In the SSIS implementation there is no additional logic in the Control Flow except the usual ETL process metadata handles. The Data Flow is as follows:
- SRC – <STG table>. The direct connection to the Staging Area which selects the distinct Business Key, Record Source and Event Date/Time. The aggregator further flattens the dataset to one record for each business key pair (per Record Source). This is necessary because the Event Date/Time typically occurs multiple times for each key pair, and requires to be loaded from the Staging Area. Effectively the minimum date is selected for the unique combination of business keys
- CNT – Discarded / Inserted / Input. Optional record counts. The counts are stored in local variables and committed to the ETL process metadata after completion of the package execution.
- DRC – Placeholder Management. In Link type tables not every business key value has to be present for the processing to continue. Placeholders are used in this case (-1) values only, indicating that keys were not present for the specific record at that particular point in time.
- DRC – Standard Values. Any proprietary ETL metadata controls and/or values can be set in this Derived Column Transformation. No Data Vault specific values are set.
- LKP – Record Source. This Lookup operation resolves the string value that was essentially hard coded in the Staging Area ETL to an ID (integer) value that is to be stored in the Link table as the Record Source ID. The lookup condition is on the Record Source (code) and the lookup has to fail if there is no hit.
- LKP – Hub table <all involved Hubs>. The Hub keys are queried here based on the provided source Business Key attribute and the Record Source ID that was retrieved in the previous Lookup operation. All Hub keys together will form the lookup input for the Link key.

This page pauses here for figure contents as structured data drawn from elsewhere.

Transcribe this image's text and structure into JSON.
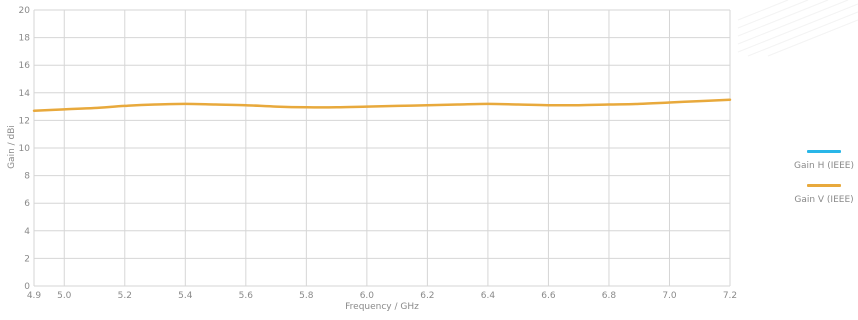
{
  "chart_data": {
    "type": "line",
    "xlabel": "Frequency / GHz",
    "ylabel": "Gain / dBi",
    "xlim": [
      4.9,
      7.2
    ],
    "ylim": [
      0,
      20
    ],
    "x_ticks": [
      "4.9",
      "5.0",
      "5.2",
      "5.4",
      "5.6",
      "5.8",
      "6.0",
      "6.2",
      "6.4",
      "6.6",
      "6.8",
      "7.0",
      "7.2"
    ],
    "y_ticks": [
      "0",
      "2",
      "4",
      "6",
      "8",
      "10",
      "12",
      "14",
      "16",
      "18",
      "20"
    ],
    "grid": true,
    "legend_position": "right",
    "series": [
      {
        "name": "Gain H (IEEE)",
        "color": "#29b6e8",
        "x": [],
        "y": []
      },
      {
        "name": "Gain V (IEEE)",
        "color": "#e8a93c",
        "x": [
          4.9,
          5.0,
          5.1,
          5.2,
          5.3,
          5.4,
          5.5,
          5.6,
          5.7,
          5.8,
          5.9,
          6.0,
          6.1,
          6.2,
          6.3,
          6.4,
          6.5,
          6.6,
          6.7,
          6.8,
          6.9,
          7.0,
          7.1,
          7.2
        ],
        "y": [
          12.7,
          12.8,
          12.9,
          13.05,
          13.15,
          13.2,
          13.15,
          13.1,
          13.0,
          12.95,
          12.95,
          13.0,
          13.05,
          13.1,
          13.15,
          13.2,
          13.15,
          13.1,
          13.1,
          13.15,
          13.2,
          13.3,
          13.4,
          13.5
        ]
      }
    ]
  }
}
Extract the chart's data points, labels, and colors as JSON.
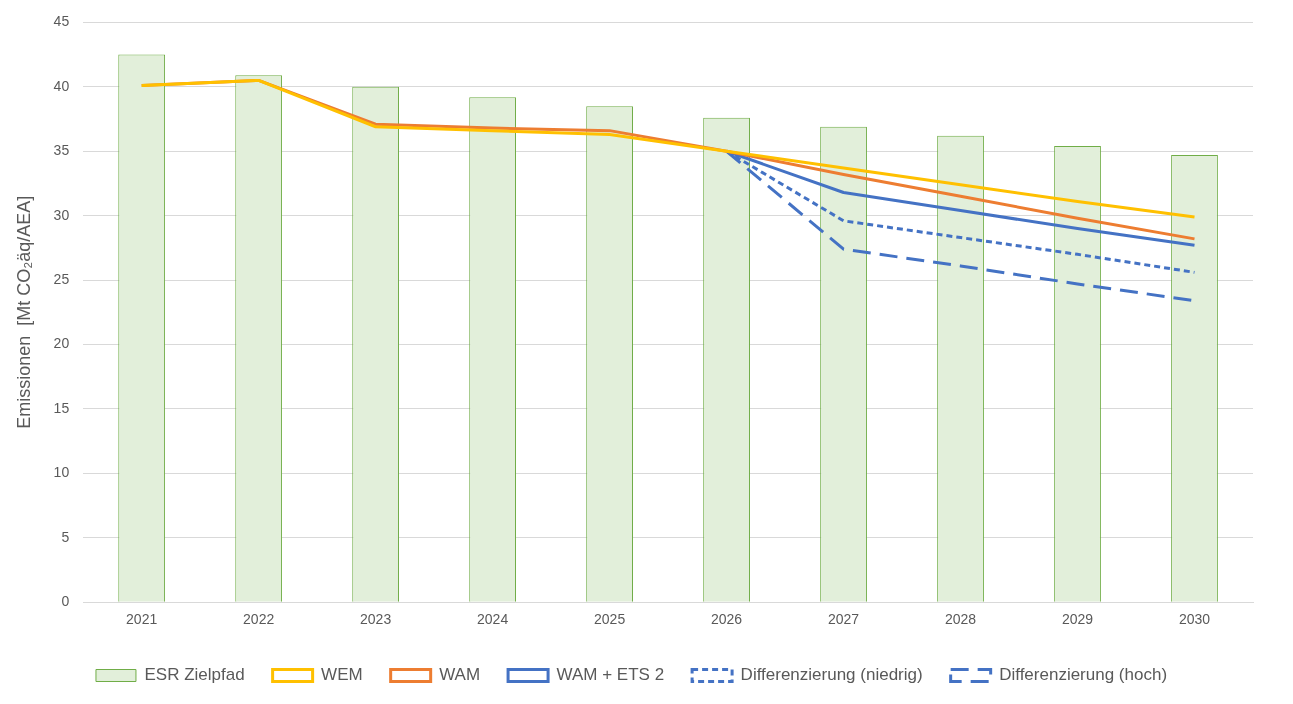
{
  "chart_data": {
    "type": "bar",
    "categories": [
      "2021",
      "2022",
      "2023",
      "2024",
      "2025",
      "2026",
      "2027",
      "2028",
      "2029",
      "2030"
    ],
    "ylabel": "Emissionen  [Mt CO₂äq/AEA]",
    "ylim": [
      0,
      45
    ],
    "yticks": [
      0,
      5,
      10,
      15,
      20,
      25,
      30,
      35,
      40,
      45
    ],
    "grid": "y",
    "legend": "bottom",
    "marker": "none",
    "series": [
      {
        "name": "ESR Zielpfad",
        "color": "#e2efda",
        "values": [
          42.5,
          40.9,
          40.0,
          39.2,
          38.5,
          37.6,
          36.9,
          36.2,
          35.4,
          34.7
        ]
      },
      {
        "name": "WEM",
        "type": "line",
        "color": "#ffc000",
        "line_style": "solid",
        "values": [
          40.1,
          40.5,
          36.9,
          36.6,
          36.3,
          35.0,
          33.7,
          32.4,
          31.1,
          29.9
        ]
      },
      {
        "name": "WAM",
        "type": "line",
        "color": "#ed7d31",
        "line_style": "solid",
        "values": [
          40.1,
          40.5,
          37.1,
          36.8,
          36.6,
          35.0,
          33.2,
          31.5,
          29.8,
          28.2
        ]
      },
      {
        "name": "WAM + ETS 2",
        "type": "line",
        "color": "#4472c4",
        "line_style": "solid",
        "values": [
          null,
          null,
          null,
          null,
          null,
          35.0,
          31.8,
          30.4,
          29.0,
          27.7
        ]
      },
      {
        "name": "Differenzierung (niedrig)",
        "type": "line",
        "color": "#4472c4",
        "line_style": "dotted",
        "values": [
          null,
          null,
          null,
          null,
          null,
          35.0,
          29.6,
          28.3,
          27.0,
          25.6
        ]
      },
      {
        "name": "Differenzierung (hoch)",
        "type": "line",
        "color": "#4472c4",
        "line_style": "dashed",
        "values": [
          null,
          null,
          null,
          null,
          null,
          35.0,
          27.4,
          26.1,
          24.7,
          23.4
        ]
      }
    ]
  }
}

- LKP – Target table to check for existing records. The existing records Lookup operation is the real Link key lookup, which is executed joining the key pair of attribute(s) which act as Business Key(s). The Record Source ID is not part of the join condition as the source relationship is already managed in the Hub entity. If no record is found the record will remain in the Data Flow to be inserted, otherwise it is discarded (gracefully rejected).
- DST – LNK_<table>. The destination target Link table, which is a straight insert of the remaining recordset. Note that this is an insert-only approach.
The Link ETL does not have to worry about the managing (end dating) of relationships, driving keys and many-to-many relationships, that logic is built in the Link-Satellite templates.